I scoffed. “What made you think it ever would be?”
“My training.”
“What training?” I looked at her with curiosity.
Willow looked at me and contemplated for a few seconds before she shrugged to herself and muttered,‘What the hell.’
“I was trained to be a spy for an assassination group. It's too bad that I was never given real training like my sister.”
I should’ve been shocked, maybe even appalled. But nothing surprised me anymore. My curiosity was fleeting, a shallow ripple against the deep ocean of despair I lived in.
“So, you’re here to spy?” I asked.
“Yeah,” she admitted. “My sister was about to take on one of the toughest jobs, and I thought I could help. Scope out the land, give her some intel, maybe make her job a little safer.”
I snickered. “What good is a spy if they get caught?”
Willow cracked a smile. “Touché.”
That’s how it was with us—finding dark humour in the midst of hell. She once called one of the guards a limp-dick bastard. He looked ready to kill her, but Bapo had strict orders not to harm the pregnant ones.

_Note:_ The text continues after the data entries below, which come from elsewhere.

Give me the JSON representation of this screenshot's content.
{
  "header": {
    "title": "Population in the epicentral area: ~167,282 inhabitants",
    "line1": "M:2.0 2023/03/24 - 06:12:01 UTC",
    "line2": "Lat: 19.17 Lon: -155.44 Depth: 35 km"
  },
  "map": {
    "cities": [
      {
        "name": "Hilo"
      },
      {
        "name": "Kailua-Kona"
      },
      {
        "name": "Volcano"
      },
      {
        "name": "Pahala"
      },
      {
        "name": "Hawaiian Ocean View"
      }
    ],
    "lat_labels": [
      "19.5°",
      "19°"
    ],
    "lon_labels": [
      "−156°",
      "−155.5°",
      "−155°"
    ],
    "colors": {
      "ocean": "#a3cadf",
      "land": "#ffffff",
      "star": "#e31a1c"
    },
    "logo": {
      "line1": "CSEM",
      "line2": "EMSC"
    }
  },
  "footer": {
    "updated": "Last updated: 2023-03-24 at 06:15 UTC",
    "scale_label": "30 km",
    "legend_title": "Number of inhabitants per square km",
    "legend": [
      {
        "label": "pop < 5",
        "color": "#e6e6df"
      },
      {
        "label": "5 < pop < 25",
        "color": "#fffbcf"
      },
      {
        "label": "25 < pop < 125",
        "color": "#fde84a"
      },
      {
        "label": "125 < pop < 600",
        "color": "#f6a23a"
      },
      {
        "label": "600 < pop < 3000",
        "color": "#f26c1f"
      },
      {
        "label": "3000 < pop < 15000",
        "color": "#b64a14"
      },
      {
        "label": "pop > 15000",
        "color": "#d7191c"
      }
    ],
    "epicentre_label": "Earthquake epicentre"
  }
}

“In my defence,” Willow continued, “I was watching for the throne’s guards, not some deranged cult.”
Her words made me laugh, a sound that felt foreign and out of place.
After a moment, I shared something, too. “I have a sister. She’s probably tearing the world apart trying to find me.”
“Why are younger sisters always so feisty?”
Her comment cracked me up, and for a moment, the weight on my chest felt lighter.
“Your sister,” I asked after a while, “she’s trained to be an assassin?”
Willow nodded, pride lighting up her face. “The best there is in the group. She’s in a league of her own.”
“I hope she’s okay.”
Willow’s expression softened. “If she’s not, it’s because she’s using every resource she has to find me.”
“Is it wrong that I hope neither of them comes anywhere near this place?” I muttered, tapping my head lightly against the wall.
“No,” she said firmly. “But knowing her, she won’t stop.”
I nodded. My sister wouldn’t stop either.
“If the roles were reversed,” I said quietly, “we wouldn’t give up on them.”
“Never,” Willow agreed.
We lay down on the cold, hard ground, the chill numbing our wounds.
“I hope she gets here before it’s too late,” Willow whispered.
“Me too,” I said. “For both of us. For all of us.”